Like stat()/unlink() operations, the frequency of lock/unlock is rare,
so implementing persistent locks can be delegated to the second phase.
Also, to answer your questions, I will provide the current lock
requirements of Archipelago.

=== Archipelago lock requirements =========

Locks are required in Archipelago to regulate which storage driver (a
separate user-space process) can access the volume's data at any time.
If a second driver attempts to write in this volume, e.g. due to a VM
migration, it should be prevented to do so until the first storage
driver has unlocked the volume.

If a storage driver that holds a lock crashes, then the volume that was
locked *must* remain locked. This way, we can make sure that no-one will
be able to write to the volume, even if the volume migrates to another host.

Once the administrators have resolved the issue and the storage driver
is back online, they can instruct it to "break" the lock. For the RADOS
driver, there is already a rados_break_lock() call that releases the
lock. For the Gluster/NFS driver, we simply unlink() the lock_file.

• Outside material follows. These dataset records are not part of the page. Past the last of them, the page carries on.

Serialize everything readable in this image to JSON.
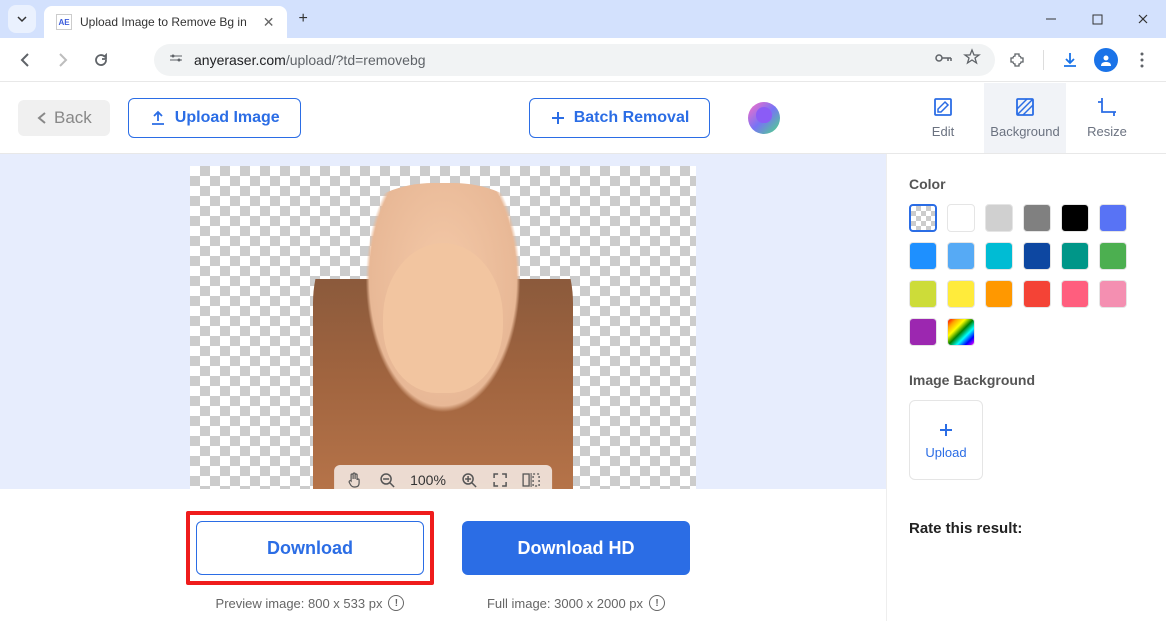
{
  "browser": {
    "tab_title": "Upload Image to Remove Bg in",
    "favicon_text": "AE",
    "url_prefix": "anyeraser.com",
    "url_path": "/upload/?td=removebg"
  },
  "toolbar": {
    "back_label": "Back",
    "upload_label": "Upload Image",
    "batch_label": "Batch Removal",
    "tabs": {
      "edit": "Edit",
      "background": "Background",
      "resize": "Resize"
    }
  },
  "canvas": {
    "zoom_value": "100%"
  },
  "downloads": {
    "standard_label": "Download",
    "hd_label": "Download HD",
    "preview_info": "Preview image: 800 x 533 px",
    "full_info": "Full image: 3000 x 2000 px"
  },
  "sidebar": {
    "color_label": "Color",
    "image_bg_label": "Image Background",
    "upload_label": "Upload",
    "rate_label": "Rate this result:",
    "colors_row1": [
      "transparent",
      "#ffffff",
      "#d0d0d0",
      "#808080",
      "#000000",
      "#5873f5"
    ],
    "colors_row2": [
      "#1e90ff",
      "#56aaf5",
      "#00bcd4",
      "#0d47a1",
      "#009688",
      "#4caf50"
    ],
    "colors_row3": [
      "#cddc39",
      "#ffeb3b",
      "#ff9800",
      "#f44336",
      "#ff5e7e",
      "#f48fb1"
    ],
    "colors_row4": [
      "#9c27b0",
      "rainbow"
    ]
  }
}
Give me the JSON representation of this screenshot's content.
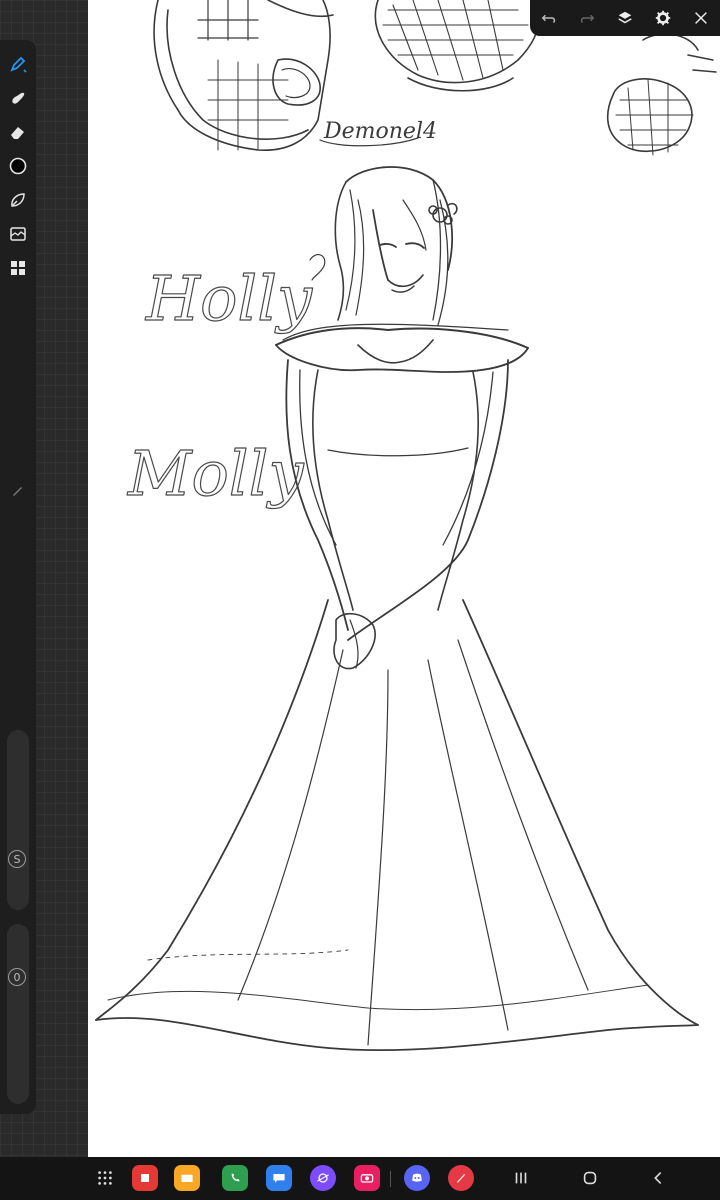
{
  "canvas": {
    "signature": "Demonel4",
    "name_1": "Holly",
    "name_2": "Molly"
  },
  "toolbar": {
    "tools": [
      {
        "name": "brush-tool",
        "icon": "pen-icon",
        "active": true
      },
      {
        "name": "smudge-tool",
        "icon": "smudge-icon"
      },
      {
        "name": "eraser-tool",
        "icon": "eraser-icon"
      },
      {
        "name": "color-tool",
        "icon": "color-circle-icon"
      },
      {
        "name": "lasso-tool",
        "icon": "lasso-icon"
      },
      {
        "name": "adjust-tool",
        "icon": "image-adjust-icon"
      },
      {
        "name": "gallery-tool",
        "icon": "grid-icon"
      }
    ],
    "size_label": "S",
    "opacity_label": "0"
  },
  "topbar": {
    "actions": [
      "undo-icon",
      "redo-icon",
      "layers-icon",
      "settings-icon",
      "close-icon"
    ]
  },
  "taskbar": {
    "apps": [
      {
        "name": "app-grid",
        "color": "#141414"
      },
      {
        "name": "flip-app",
        "color": "#e53935"
      },
      {
        "name": "files-app",
        "color": "#f9a825"
      },
      {
        "name": "phone-app",
        "color": "#2e9e4f"
      },
      {
        "name": "messages-app",
        "color": "#2f80ed"
      },
      {
        "name": "browser-app",
        "color": "#7c4dff"
      },
      {
        "name": "camera-app",
        "color": "#e91e63"
      },
      {
        "name": "discord-app",
        "color": "#5865f2"
      },
      {
        "name": "sketch-app",
        "color": "#e53945"
      }
    ]
  },
  "colors": {
    "accent": "#2196f3",
    "toolbar_bg": "#1e1e1e",
    "canvas_bg": "#ffffff"
  }
}
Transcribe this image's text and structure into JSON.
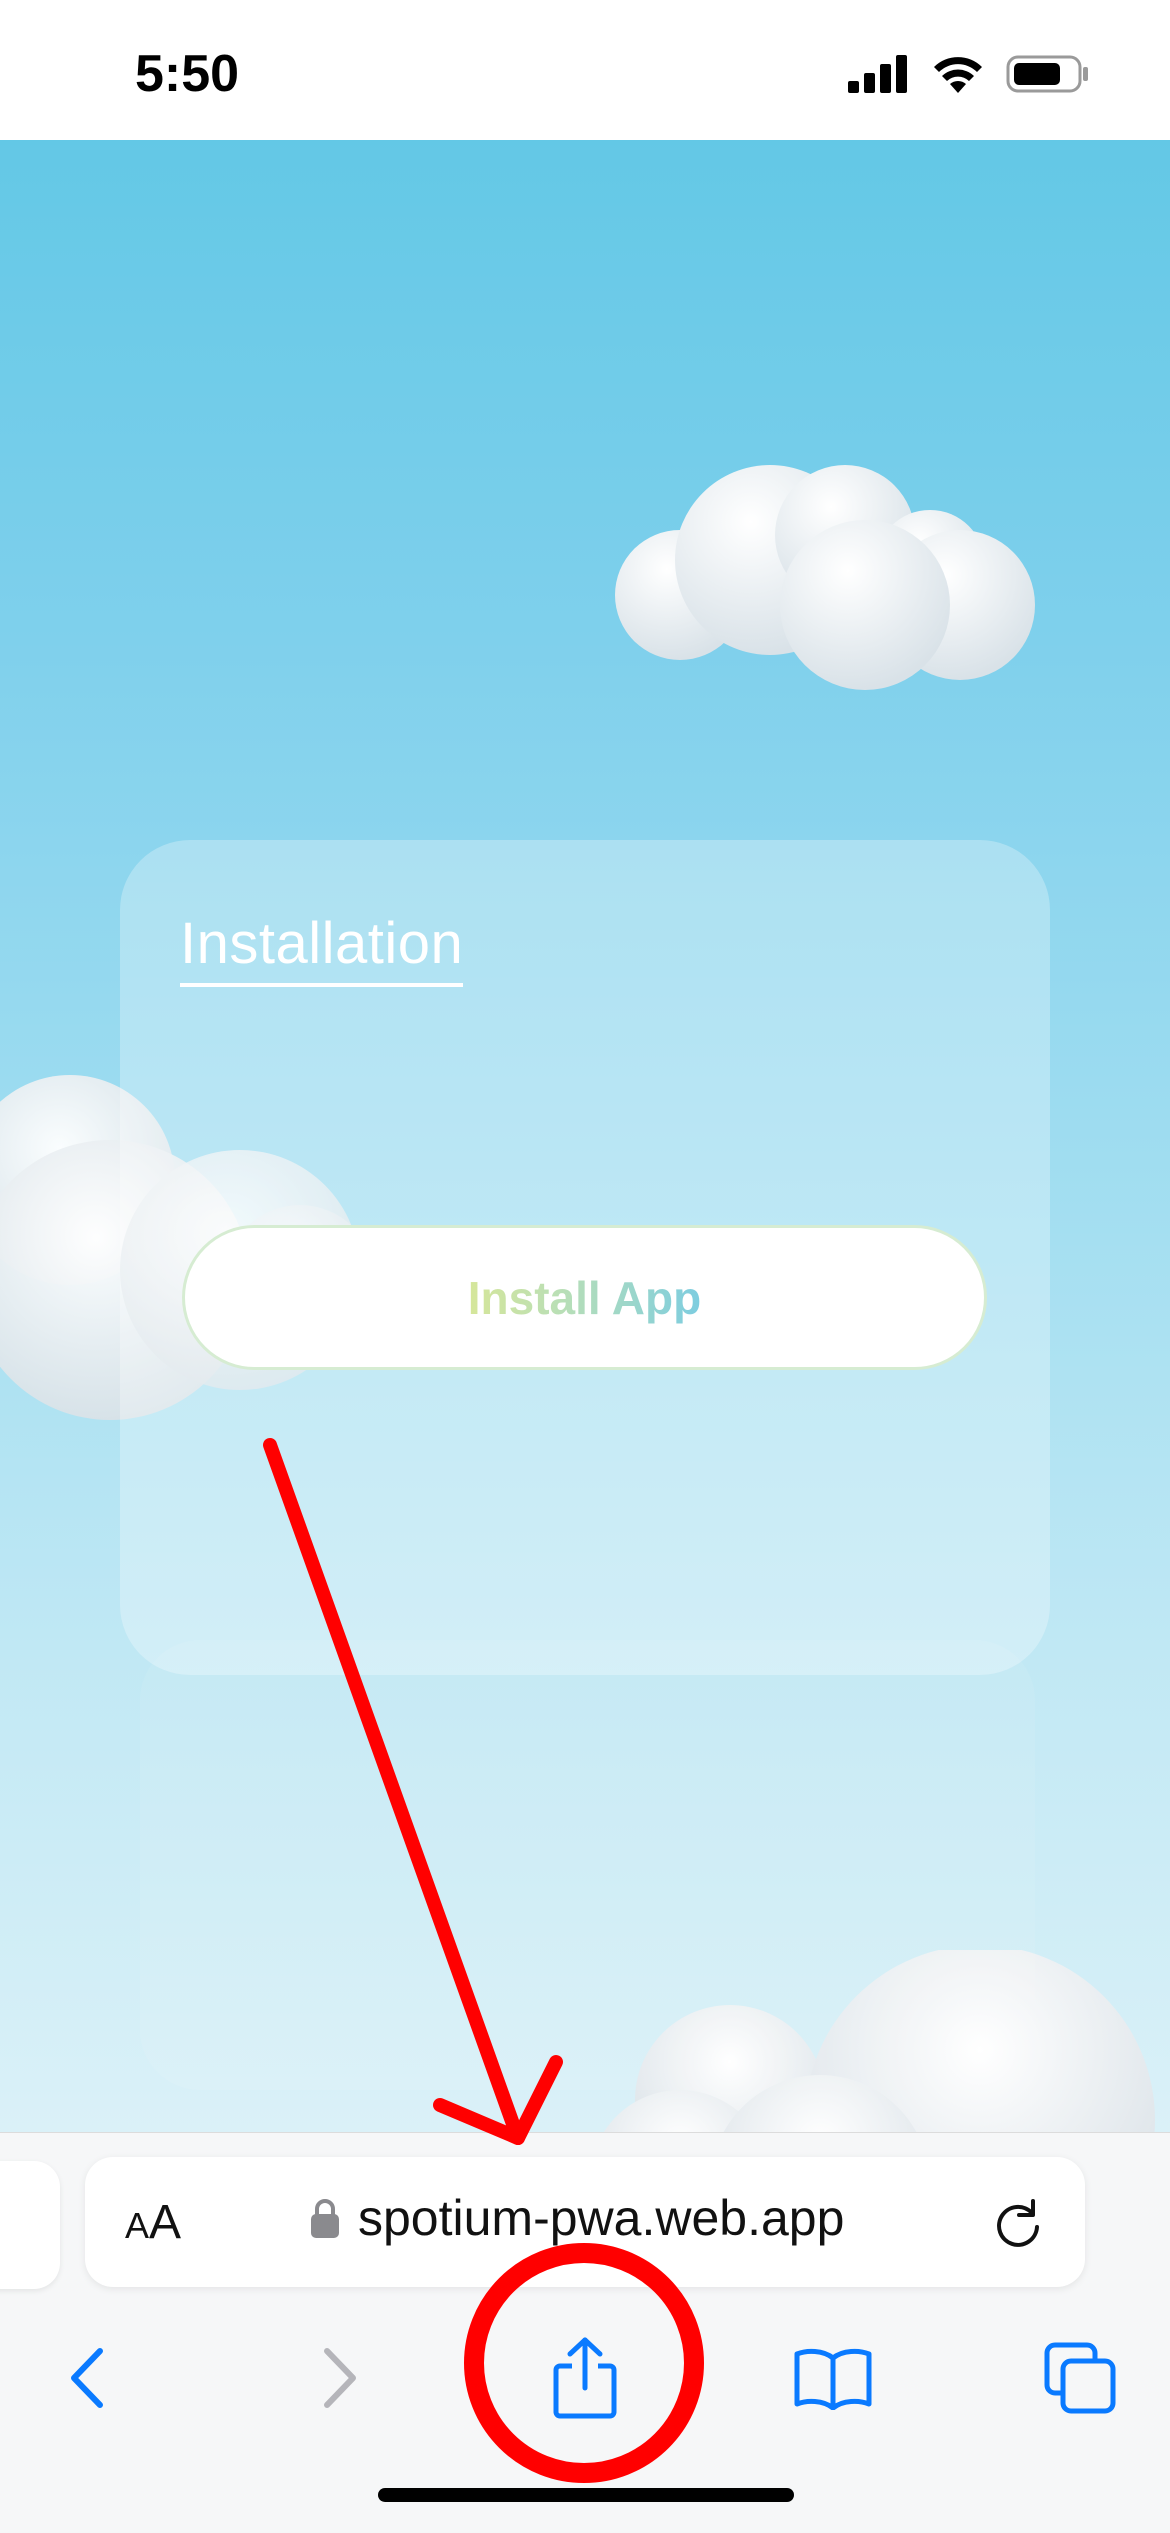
{
  "status_bar": {
    "time": "5:50",
    "icons": [
      "cellular-signal-icon",
      "wifi-icon",
      "battery-icon"
    ]
  },
  "page": {
    "card_title": "Installation",
    "install_button_label": "Install App"
  },
  "browser": {
    "text_size_button": {
      "small": "A",
      "big": "A"
    },
    "url": "spotium-pwa.web.app",
    "icons": [
      "lock-icon",
      "reload-icon",
      "back-icon",
      "forward-icon",
      "share-icon",
      "bookmarks-icon",
      "tabs-icon"
    ]
  },
  "annotations": {
    "arrow_color": "#ff0000",
    "circle_color": "#ff0000",
    "target": "share-button"
  },
  "colors": {
    "sky_top": "#63c8e6",
    "sky_bottom": "#dbf1f8",
    "accent_blue": "#0a7aff",
    "disabled_gray": "#b5b5ba"
  }
}
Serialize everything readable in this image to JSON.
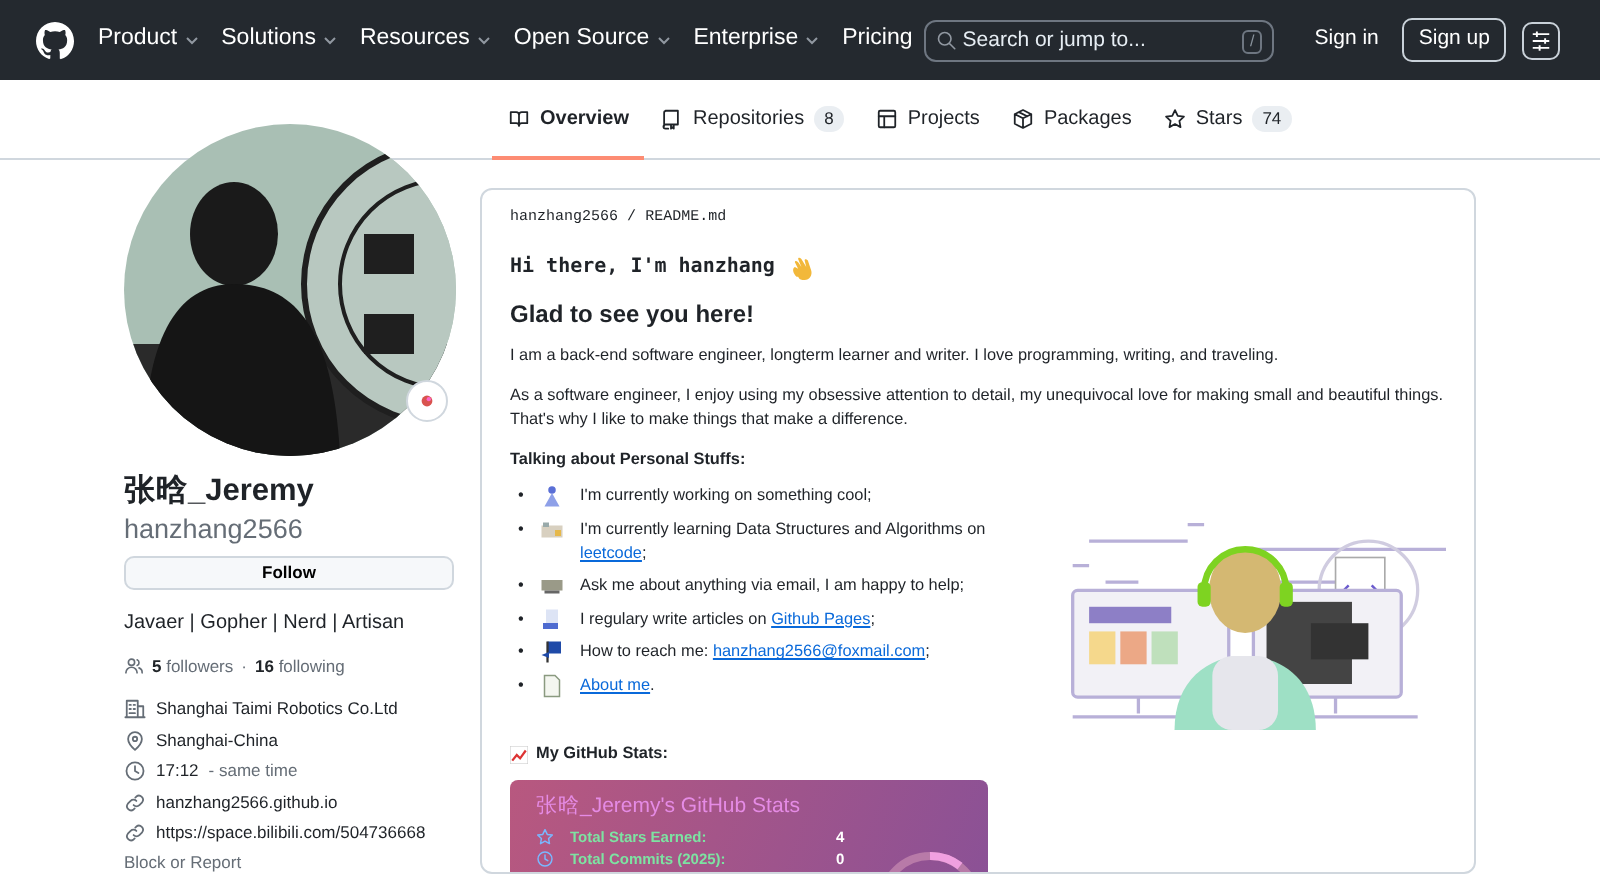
{
  "nav": {
    "items": [
      {
        "label": "Product",
        "dropdown": true
      },
      {
        "label": "Solutions",
        "dropdown": true
      },
      {
        "label": "Resources",
        "dropdown": true
      },
      {
        "label": "Open Source",
        "dropdown": true
      },
      {
        "label": "Enterprise",
        "dropdown": true
      },
      {
        "label": "Pricing",
        "dropdown": false
      }
    ],
    "search": {
      "placeholder": "Search or jump to...",
      "shortcut": "/"
    },
    "sign_in": "Sign in",
    "sign_up": "Sign up"
  },
  "tabs": [
    {
      "label": "Overview",
      "selected": true
    },
    {
      "label": "Repositories",
      "count": "8",
      "selected": false
    },
    {
      "label": "Projects",
      "selected": false
    },
    {
      "label": "Packages",
      "selected": false
    },
    {
      "label": "Stars",
      "count": "74",
      "selected": false
    }
  ],
  "profile": {
    "name": "张晗_Jeremy",
    "username": "hanzhang2566",
    "follow": "Follow",
    "bio": "Javaer | Gopher | Nerd | Artisan",
    "followers": "5",
    "followers_label": "followers",
    "separator": "·",
    "following": "16",
    "following_label": "following",
    "details": [
      {
        "text": "Shanghai Taimi Robotics Co.Ltd"
      },
      {
        "text": "Shanghai-China"
      },
      {
        "text": "17:12",
        "note": "- same time"
      },
      {
        "text": "hanzhang2566.github.io"
      },
      {
        "text": "https://space.bilibili.com/504736668"
      }
    ],
    "block": "Block or Report"
  },
  "readme": {
    "path_user": "hanzhang2566",
    "path_sep": "/",
    "path_file": "README.md",
    "greeting": "Hi there, I'm hanzhang",
    "heading": "Glad to see you here!",
    "paragraphs": [
      "I am a back-end software engineer, longterm learner and writer. I love programming, writing, and traveling.",
      "As a software engineer, I enjoy using my obsessive attention to detail, my unequivocal love for making small and beautiful things. That's why I like to make things that make a difference."
    ],
    "subheading": "Talking about Personal Stuffs:",
    "list": [
      {
        "marker": "•",
        "text": "I'm currently working on something cool;"
      },
      {
        "marker": "•",
        "text": "I'm currently learning Data Structures and Algorithms on ",
        "link": "leetcode",
        "after": ";"
      },
      {
        "marker": "•",
        "text": "Ask me about anything via email, I am happy to help;"
      },
      {
        "marker": "•",
        "text": "I regulary write articles on ",
        "link": "Github Pages",
        "after": ";"
      },
      {
        "marker": "•",
        "text": "How to reach me: ",
        "link": "hanzhang2566@foxmail.com",
        "after": ";"
      },
      {
        "marker": "•",
        "link": "About me",
        "after": "."
      }
    ],
    "stats_heading": "My GitHub Stats:",
    "stats_card": {
      "title": "张晗_Jeremy's GitHub Stats",
      "rows": [
        {
          "label": "Total Stars Earned:",
          "value": "4"
        },
        {
          "label": "Total Commits (2025):",
          "value": "0"
        }
      ]
    }
  }
}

Furthermore, Archipelago expects that it can put more than one *named*
locks in the same volume. These different locks can be used to
synchronize different storage drivers and should be either in shared or
exclusive mode.

Moreover, each lock should have an owner id, that can be generated
implicitly (e.g. a unique library client id) or explicitly i.e. an id
provided by the storage driver.

Finally, Archipelago expects that the lock operation can have block
semantics or try-once semantics. The unlock operation on the other hand
has try-once or break semantics.

===============================================

Almost all of the above (besides shared/exclusive locks and unique
library client ids) are "implemented" in the first version of this
driver[2] and are explained in the handle_acquire/handle_release
functions. This goes to show that Gluster can be tweaked to provide
support for persistent locks.

-----------------------------------------------------------------------

Summing up:

My opinion is that persistent locking is of secondary importance, as it
can be handled in application level. Async open with O_CREAT on the
other hand isn't.

Thus, I propose for the first phase to make the open() call non-blocking
and possibly add the O_CREAT flag. For our part, we can benchmark the
performance of the current driver and measure it against any
improvements that occur along the road.

For the second phase, we can work out a persistent locking scheme that
would benefit both parties.

Finally, the third phase can revolve around making the rest of the
blocking calls non-blocking.

So, what do you think?

Regards,
Alex

[1] To download the source code, you can do the following:

	git clone https://code.grnet.gr/git/archipelago
	cd archipelago
	git checkout feature-glusterd
	vi xseg/peers/user/glusterd.c

or view the source code directly from this URL:

https://code.grnet.gr/projects/archipelago/repository/revisions/feature-glusterd/entry/xseg/peers/user/glusterd.c

-- 
Alex | apyrgio at grnet.gr